Jika dapat disebut kesialan, maka kesialan-kesialan dalam hidup Otto tampaknya tidak asing bagi kita. Kehilangan orang tercinta, perselisihan paham hingga rusaknya sebuah hubungan, perlakuan tidak adil dari orang-orang di sekitar, dan lain sebagainya. Lantas, bagaimana kita menyikapi kesialan-kesialan tersebut? Banyak hal terjadi dan kita alami di luar kendali. Kita tidak berkuasa atas hal-hal di luar kendali kita. Namun, kita dapat mengendalikan respon kita terhadap hal-hal tersebut. Itulah hal pertama yang saya dapatkan dari film ini.

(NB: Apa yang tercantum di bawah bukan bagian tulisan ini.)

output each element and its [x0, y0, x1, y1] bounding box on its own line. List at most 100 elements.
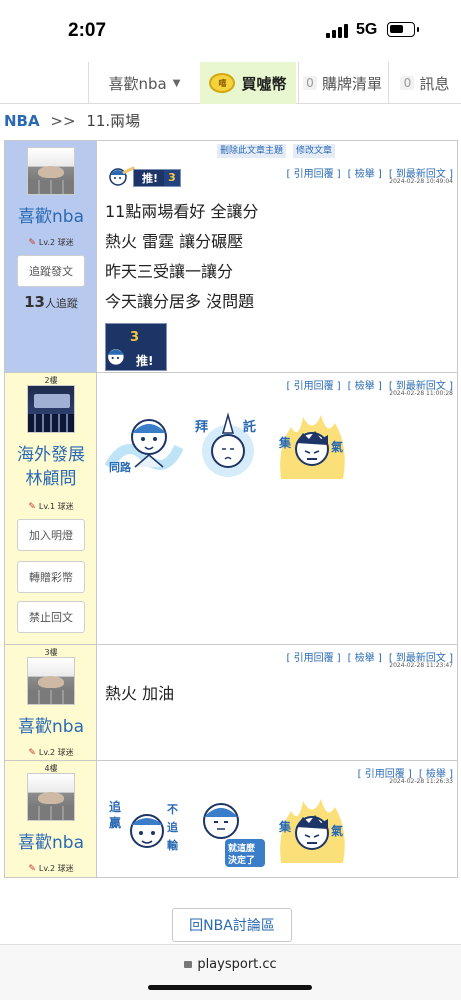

Kedua, cara kita memandang permasalahan yang kita alami dapat menutup mata hati kita terhadap perhatian dari orang-orang di sekitar. Otto baru mengetahui bahwa Anita---istri dari salah satu tetangga yang juga merupakan sahabatnya---mengidap parkinson dan menyembunyikan kondisi tersebut karena tidak ingin menambah kesulitan dalam hidupnya. Jika kita membiarkan masalah menjadi pusat dalam hidup, maka kepekaan kita terhadap kebaikan bahkan kebutuhan orang-orang di sekitar akan tumpul. Kita akan menjadi orang yang egois dan apatis.
Kita selalu membutuhkan sesama karena diciptakan sebagai makhluk sosial. Setelah kematian sang istri, Otto antipati dengan orang-orang di sekitarnya sampai Marisol dan keluarganya perlahan memasuki kehidupan Otto dan secara tidak langsung menarik Otto keluar dari "tempat persembunyiannya". Mereka sempat mengalami perseteruan. Mekanisme pertahanan diri Otto terlihat saat dirinya berseteru dengan Marisol yang berusaha untuk menolongnya. Saya mencoba untuk memahami alasan di balik kemarahan Otto terhadap Marisol. Jika ada di posisi Otto, saya mungkin akan merasa tidak nyaman saat ada orang baru yang mencoba untuk "mengobrak-abrik" hidup saya; saya mungkin tidak terima masa kedukaan atas kematiaan orang yang saya cintai dicampuri; bahkan saya mungkin juga berpikir bahwa orang yang berusaha menolong saya saat itu tidak benar-benar ingin menolong. Pada tahap inilah hati kita diuji. Apa motivasi kita menolong sesama? Kemungkinan respon seperti Otto akan kita jumpai saat menolong orang karena tidak selalu niat baik disambut dengan baik. Siapkah kita jika ketulusan untuk menolong ditanggapi dengan penolakan? Bersediakah kita menerima atau meminta pertolongan dari orang lain sehingga dapat keluar dari permasalahan? Itulah hal ketiga yang saya dapatkan dari film ini.
Berikutnya, kehadiran tokoh Malcolm---yang adalah salah satu murid dari mendiang istri Otto---juga membawa warna bagi hidup Otto. Malcolm menceritakan kebaikan Sonya---istri Otto---yang menerima identitas barunya sebagai seorang transgender. Sanggupkah kita menerima orang lain tanpa memandang kekurangannya? Mampukah kita menahan diri untuk tidak menghakimi kondisi orang lain?
Hal terakhir yang saya pelajari dari film ini adalah kesepian merupakan kemiskinan yang paling miskin dan sebuah perasaan yang dapat kita kendalikan. Mulailah melihat sekelilingmu, hargai orang-orang di sekitarmu, perlakukan mereka dengan penuh kasih sayang dan ketulusan, dan bersyukurlah.